Tuesday, January 11, 2011


Master of numbers


Statisticians not only collect data, they need to interpret it and tell the stories behind the figures.

AS of 2010, the total population of Malaysia stands at 27,565,281. Selangor is the most populous state in the country with 5,411,324 people — 19.63% of the country’s population. There are 105 males for every 100 females in Malaysia.

Wan Ramlah says statistics play a part in contributing towards the nation’s development

These are the numbers released from the preliminary count report of the Malaysia Population and Housing Census 2010 — and while dealing with vast amounts of data and figures may be daunting to some, a statistician’s job is to make sense of it all.

Malaysia Statistics Department chief statistician Datuk Wan Ramlah Wan Abd Raof says that these figures have a story to tell.

“Statistics is all about data and figures with information.

“Key statistics such as the above are very useful in helping the Government to plan for schools, create job openings and distribute aid for welfare purposes,” she says.

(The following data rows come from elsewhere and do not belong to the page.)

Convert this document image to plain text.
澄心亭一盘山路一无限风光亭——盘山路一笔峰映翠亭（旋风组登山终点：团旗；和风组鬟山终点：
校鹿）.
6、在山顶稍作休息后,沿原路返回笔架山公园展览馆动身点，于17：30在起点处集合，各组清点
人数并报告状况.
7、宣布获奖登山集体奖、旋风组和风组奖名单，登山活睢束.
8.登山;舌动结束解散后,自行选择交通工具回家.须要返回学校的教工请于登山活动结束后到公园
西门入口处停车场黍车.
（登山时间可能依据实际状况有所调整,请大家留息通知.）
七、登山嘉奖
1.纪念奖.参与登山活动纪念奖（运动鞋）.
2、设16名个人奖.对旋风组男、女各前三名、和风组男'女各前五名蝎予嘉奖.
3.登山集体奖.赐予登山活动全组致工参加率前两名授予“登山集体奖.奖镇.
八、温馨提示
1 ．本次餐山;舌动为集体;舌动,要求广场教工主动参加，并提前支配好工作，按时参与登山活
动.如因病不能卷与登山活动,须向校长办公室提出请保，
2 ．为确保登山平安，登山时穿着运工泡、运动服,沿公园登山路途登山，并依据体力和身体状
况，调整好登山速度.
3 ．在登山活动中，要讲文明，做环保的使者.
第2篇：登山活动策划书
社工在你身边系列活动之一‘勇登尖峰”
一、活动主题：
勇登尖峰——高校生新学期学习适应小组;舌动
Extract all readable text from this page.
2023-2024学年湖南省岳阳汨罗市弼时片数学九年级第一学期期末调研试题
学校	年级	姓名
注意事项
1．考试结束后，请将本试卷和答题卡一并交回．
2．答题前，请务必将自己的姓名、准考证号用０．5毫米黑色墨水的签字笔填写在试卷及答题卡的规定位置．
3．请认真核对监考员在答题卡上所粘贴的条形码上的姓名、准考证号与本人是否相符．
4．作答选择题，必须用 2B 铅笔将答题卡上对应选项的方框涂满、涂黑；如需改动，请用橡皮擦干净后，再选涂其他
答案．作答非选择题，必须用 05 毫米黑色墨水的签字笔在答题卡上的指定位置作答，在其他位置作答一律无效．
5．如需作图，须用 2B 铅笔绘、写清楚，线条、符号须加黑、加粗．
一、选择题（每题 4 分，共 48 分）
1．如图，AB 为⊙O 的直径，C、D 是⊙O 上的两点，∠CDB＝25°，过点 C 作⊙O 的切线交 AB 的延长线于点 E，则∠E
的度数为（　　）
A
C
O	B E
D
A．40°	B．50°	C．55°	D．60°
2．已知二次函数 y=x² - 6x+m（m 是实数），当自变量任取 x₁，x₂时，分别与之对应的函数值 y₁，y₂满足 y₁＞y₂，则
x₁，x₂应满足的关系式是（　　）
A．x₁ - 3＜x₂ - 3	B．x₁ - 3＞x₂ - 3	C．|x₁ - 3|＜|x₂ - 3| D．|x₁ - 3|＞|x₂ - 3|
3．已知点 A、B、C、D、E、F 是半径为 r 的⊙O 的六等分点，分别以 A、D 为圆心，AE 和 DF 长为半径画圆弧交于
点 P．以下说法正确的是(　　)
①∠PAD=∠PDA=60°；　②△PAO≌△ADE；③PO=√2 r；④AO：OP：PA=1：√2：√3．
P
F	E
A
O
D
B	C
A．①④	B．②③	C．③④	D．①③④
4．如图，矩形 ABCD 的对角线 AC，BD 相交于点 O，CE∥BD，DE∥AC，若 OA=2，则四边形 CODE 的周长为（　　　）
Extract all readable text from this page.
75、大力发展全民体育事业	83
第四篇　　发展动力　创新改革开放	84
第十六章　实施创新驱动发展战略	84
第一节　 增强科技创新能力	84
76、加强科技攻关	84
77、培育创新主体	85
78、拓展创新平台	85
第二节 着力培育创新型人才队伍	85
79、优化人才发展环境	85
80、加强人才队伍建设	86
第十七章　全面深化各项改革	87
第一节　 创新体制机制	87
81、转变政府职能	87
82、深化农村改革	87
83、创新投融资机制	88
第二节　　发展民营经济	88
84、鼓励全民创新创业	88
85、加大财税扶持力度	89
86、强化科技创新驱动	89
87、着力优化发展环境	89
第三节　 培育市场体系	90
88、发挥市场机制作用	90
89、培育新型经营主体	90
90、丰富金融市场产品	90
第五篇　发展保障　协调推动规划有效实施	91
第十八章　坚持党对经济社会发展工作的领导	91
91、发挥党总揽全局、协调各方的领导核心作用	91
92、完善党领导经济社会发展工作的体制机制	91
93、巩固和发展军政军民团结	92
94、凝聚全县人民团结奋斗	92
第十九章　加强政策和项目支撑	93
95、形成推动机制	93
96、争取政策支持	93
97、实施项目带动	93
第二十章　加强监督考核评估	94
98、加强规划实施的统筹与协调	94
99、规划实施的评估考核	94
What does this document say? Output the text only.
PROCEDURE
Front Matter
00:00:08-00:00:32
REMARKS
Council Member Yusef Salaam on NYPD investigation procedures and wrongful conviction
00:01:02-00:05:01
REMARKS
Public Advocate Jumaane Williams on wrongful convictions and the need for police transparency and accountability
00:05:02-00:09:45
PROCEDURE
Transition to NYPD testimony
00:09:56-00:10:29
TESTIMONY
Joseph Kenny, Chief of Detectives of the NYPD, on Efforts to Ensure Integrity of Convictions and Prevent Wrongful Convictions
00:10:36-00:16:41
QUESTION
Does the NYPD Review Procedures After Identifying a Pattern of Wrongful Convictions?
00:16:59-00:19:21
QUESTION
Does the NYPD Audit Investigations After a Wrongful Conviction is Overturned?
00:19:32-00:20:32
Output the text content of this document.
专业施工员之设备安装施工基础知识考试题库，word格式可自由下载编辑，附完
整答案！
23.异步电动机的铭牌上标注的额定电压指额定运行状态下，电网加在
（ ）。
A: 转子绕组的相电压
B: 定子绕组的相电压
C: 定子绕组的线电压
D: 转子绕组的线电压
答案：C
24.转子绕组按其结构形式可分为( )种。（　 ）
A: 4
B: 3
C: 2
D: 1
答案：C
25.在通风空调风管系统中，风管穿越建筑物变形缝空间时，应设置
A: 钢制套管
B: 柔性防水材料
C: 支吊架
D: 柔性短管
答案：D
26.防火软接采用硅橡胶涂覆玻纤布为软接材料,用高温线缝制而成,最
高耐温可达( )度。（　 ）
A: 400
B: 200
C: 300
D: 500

“There is a lot to tell from the numbers. For instance, people in the 18-24 age bracket belong to the youth group, of the child bearing age and they are probably going to start their careers,” she explains.

Being in charge of collecting and interpreting the data, statisticians in the public service are consultants to the Government in economic and development planning.

“Besides working at the department and its state branch offices, statisticians are also stationed at the different ministries as cadre officers and liaison officers,” says Wan Ramlah.

My job involves…

… compiling statistics.

I have to ensure that the methods used adhere to the standards set by the United Nations Statistics Division and the data collected is accurate, in time and comparable internationally.

This is especially important when the data is used for trade negotiations in the export and import of goods between the countries.

I also oversee the operation of the department and attend meetings abroad to exchange ideas and experiences in the international forum.

My morning starts with …

… checking e-mails and attending to matters that demand my immediate attention. After that, I will read the newspapers and peruse the Letters to the Editor section to know about the comments and complaints from the public.

It is necessary for statisticians to constantly keep up with current affairs in order to gauge the direction the country is moving into.

We need to be very sensitive to the development and needs of each sector.

From there on, we get a general idea of the kind of statistics required and this will lay the groundwork for the planning of the next statistical study.

To qualify, you need …

… a degree in mathematics, statistics or economics. Graduates from other disciplines are also accepted with the condition that they have completed 15 credit hours of mathematics and statistics.

Knowledge of statistics is crucial in sample design.

Besides using a reliable method for the study, statisticians need to be adept at selecting a sample that is not biased and represents a general picture.

The best person for the job …

… is someone who has a head for figures and an analytical mind. They must also not be bored by numbers. A statistician’s job involves more than just collecting data — they need to interpret it and tell the stories behind the numbers.

Those who want to venture into this profession should also be prepared for the long working hours ahead as statisticians need to work within very tight deadlines.

I love my job because…

… I have always had a love for numbers. Having worked in the field of statistics for close to 35 years, I still find a passion in those figures and facts.

Information is power. I find immense satisfaction in the work I do as the statistics that we have worked on play a part in contributing towards the nation’s development.

I especially have a soft spot for the national population census. Planning for this project began three years ago and my proudest moment was during the release of its preliminary report recently.

The data collected from the census is meaningful to everyone, from the general public to the policy makers.

What I dislike most…

... is the distrust that some people have for the work that statisticians do. There are those who do not see the rationale behind the studies conducted and complain about the long time that we take to publish the statistics.

What they do not understand is that statisticians are often dealing with thousands of samples, companies and departments at a time.

Data cannot be processed and released immediately due to the validation steps that we need to take to ensure that the information is accurate.

Prospects for the future…

… look promising. I always receive requests for the placements of statisticians in the various ministries as statistical work is needed to support the rapid development of the country.

Currently, there are over 300 statisticians in the department and we definitely need more of them in the future.

Statisticians can also work in the private sector and they will usually be involved in market research.

A millionaire by 30?

Thirty might be too young an age as statisticians still need to gather some experience before they can be truly competent in this field. Nevertheless, statisticians can progress up the ladder and go very far if they are keen to learn and work hard.